Harvesting and Storing

Well grown onions, as they develop, rise out of the soil so that the bulbs, perched on the soil, ripen naturally as growth declines. When growth is nearly complete, bend over the tops by their necks to hasten ripening. When growth has finally died down, pull the onions and lay them on their sides in the mid-rows for a few days.

Gather up the crop and complete the drying on a hard gravel or concrete path exposed to full sun, turning them over every day.

Onions for storage must be thoroughly harvested, and, if the weather is very damp, complete the drying in a shed or greenhouse.

The practice of bending the neck on onions has been shown to cause damage to the neck and actually result in more onions rotting in storage. The better, modern alternative is to just lift the onions an inch or so by inserting a fork under and levering, a week or so before harvesting.

This breaks most of the roots and the onions will finish maturing and begin drying.

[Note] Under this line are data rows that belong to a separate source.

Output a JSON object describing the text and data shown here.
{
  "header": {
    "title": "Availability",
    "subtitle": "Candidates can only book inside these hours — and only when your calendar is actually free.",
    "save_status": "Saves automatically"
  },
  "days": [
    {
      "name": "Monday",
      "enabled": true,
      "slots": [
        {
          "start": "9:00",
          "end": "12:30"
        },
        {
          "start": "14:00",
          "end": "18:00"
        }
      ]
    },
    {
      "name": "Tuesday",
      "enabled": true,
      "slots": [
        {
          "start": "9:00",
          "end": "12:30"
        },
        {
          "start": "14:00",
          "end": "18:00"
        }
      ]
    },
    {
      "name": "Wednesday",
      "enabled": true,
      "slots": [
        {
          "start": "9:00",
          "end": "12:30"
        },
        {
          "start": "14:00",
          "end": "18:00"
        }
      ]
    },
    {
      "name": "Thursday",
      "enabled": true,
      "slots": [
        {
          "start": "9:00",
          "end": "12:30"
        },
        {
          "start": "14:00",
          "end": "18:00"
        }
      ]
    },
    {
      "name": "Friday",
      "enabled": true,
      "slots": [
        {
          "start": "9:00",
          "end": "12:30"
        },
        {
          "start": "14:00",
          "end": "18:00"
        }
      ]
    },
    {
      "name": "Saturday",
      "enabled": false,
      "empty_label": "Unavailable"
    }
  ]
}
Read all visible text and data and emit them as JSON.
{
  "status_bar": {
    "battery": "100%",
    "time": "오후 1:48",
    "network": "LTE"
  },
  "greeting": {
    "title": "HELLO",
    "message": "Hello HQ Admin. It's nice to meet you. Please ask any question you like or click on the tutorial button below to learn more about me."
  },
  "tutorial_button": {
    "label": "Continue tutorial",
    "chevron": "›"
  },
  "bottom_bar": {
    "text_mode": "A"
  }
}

Rather than laying the onions on the ground or concrete, a basic frame constructed from scrap timber with chicken wire stretched over is perfect for drying onions. It allows for good airflow and prevents moulds developing.

In rainy weather sheltering the onions is a must but be cautious with greenhouses, especially if you are not around all the time. A few hours of strong sun can cause the temperature to soar, cooking your onions!

Store the onions in a cool, dry and airy shed. Remove the shrivelled growths and roots before storing but do not remove the loose skins of the bulbs as these form a natural protection. Store in shallow trays or boxes or hang up in nets. They can also be made into ropes and hung up.

Non-keeping Kinds

These are varieties such as the White Lisbon and White Tripoli, which are crisp and very mild but not good keepers. These are useful for pulling green in early spring and to supply bulb onions for kitchen use during the summer. The seed should be sown in early autumn to give plants to stand the winter. Those not used can be transplanted or left to mature where they stand.

Onions for pickling are usually those of the Silverskin type, such as Paris Silverskin, Barletta and The Queen, although the small bulbs of the White Spanish varieties may also be used.

The seed of the Silverskin type may be sown in rows or broadcast. They mature very quickly; if sown in March they are ready by June. All these onions are best grown on land manured for a previous crop.